History Of Salt Therapy

History Of Salt Therapy

In 1843 a Polish Doctor, named Felix Boczkowski observed that people working in the Wieliczka salt mine rarely suffered from respiratory problems, in particular asthma, COPD, hay fever and common respiratory illness. He traced the influencing factor to the inhalation of salt dust particlesin the mines.

From this finding, a Halo Therapy cave (speleotherapy) was developed in Poland as a therapeutic facility for treatment of adults and children. In Germany during World War II, salt mines were commonly used as bomb shelters.

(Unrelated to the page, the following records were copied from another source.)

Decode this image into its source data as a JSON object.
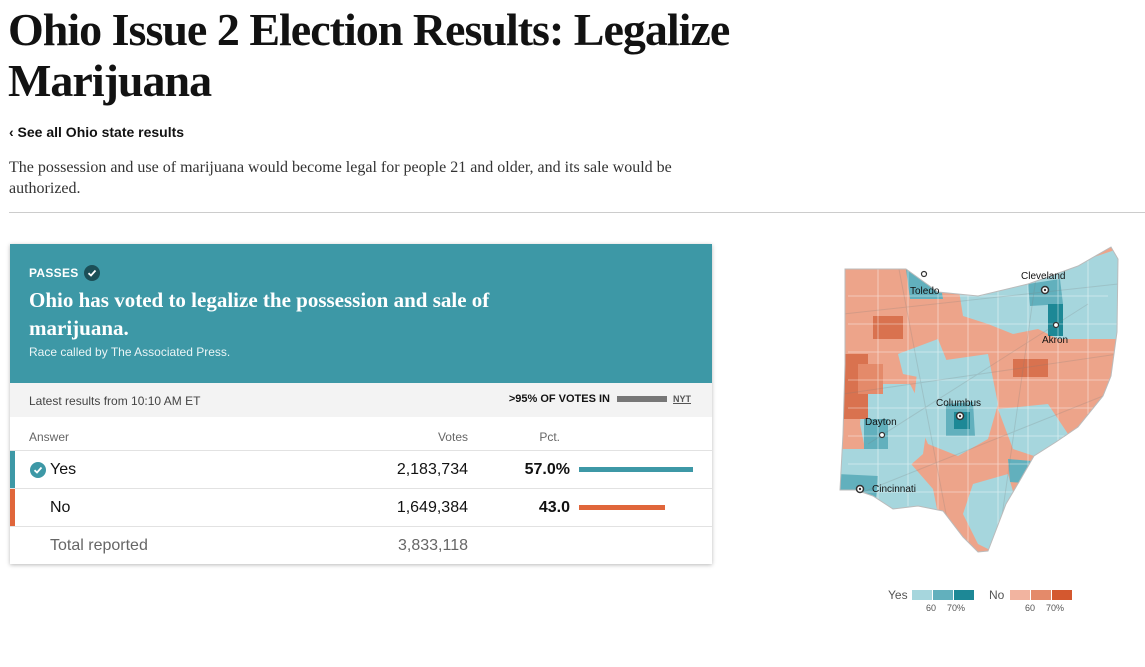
{
  "page": {
    "title": "Ohio Issue 2 Election Results: Legalize Marijuana",
    "back_link": "‹ See all Ohio state results",
    "description": "The possession and use of marijuana would become legal for people 21 and older, and its sale would be authorized."
  },
  "result": {
    "status": "PASSES",
    "headline": "Ohio has voted to legalize the possession and sale of marijuana.",
    "called_by": "Race called by The Associated Press.",
    "latest": "Latest results from 10:10 AM ET",
    "reporting": ">95% OF VOTES IN",
    "reporting_source": "NYT",
    "reporting_fraction": 0.95
  },
  "table": {
    "headers": {
      "answer": "Answer",
      "votes": "Votes",
      "pct": "Pct."
    },
    "rows": [
      {
        "answer": "Yes",
        "votes": "2,183,734",
        "pct": "57.0%",
        "share": 0.57,
        "winner": true,
        "color": "#3d98a6"
      },
      {
        "answer": "No",
        "votes": "1,649,384",
        "pct": "43.0",
        "share": 0.43,
        "winner": false,
        "color": "#e0663b"
      }
    ],
    "total": {
      "label": "Total reported",
      "votes": "3,833,118"
    }
  },
  "map": {
    "cities": [
      "Toledo",
      "Cleveland",
      "Akron",
      "Columbus",
      "Dayton",
      "Cincinnati"
    ]
  },
  "legend": {
    "yes_label": "Yes",
    "no_label": "No",
    "tick_60": "60",
    "tick_70": "70%",
    "yes_colors": [
      "#a6d6dd",
      "#62b0bd",
      "#1d8896"
    ],
    "no_colors": [
      "#f2b4a0",
      "#e48a6a",
      "#d4582f"
    ]
  }
}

It was discovered that constant bombings disturbed the mines causing salt dust in the air. Again, it was observed that people taking cover in these mines presented with fewer respiratory problems and this was deemed as a result of exposure to the salt particles. In 1949, the first treatment facility was opened in Klyetertsalt cave, Germay.

Between 1949 and 1968 treatment facilities opened in Germany, Poland and Ukraine where clinical research was carried out and physicians figured out how to simulate the natural conditions of salt caves. These facilities pioneered the evolution of above ground Halo therapy chambers, more commonly known as a salt room.

By 1985 a device was engineered to replicate the grinding and crushing of salt and dispersing particles into the air allowing Halo Therapy to become available to the rest of the world. Halo Therapy treatment clinics opened across Europe, Russia and Scandinavia during the 1980s and 1990s allowing more people access to the benefits of salt therapy within health and wellness settings.

Dry salt therapy is an alternative drug free treatment that provides safe and gentle respiratory hygiene and supports general well-being and relaxation.

Halo therapy was first introduced into Australia in 2010, and has gained more popularity among people looking for the cleansing benefits of this natural drug free therapy.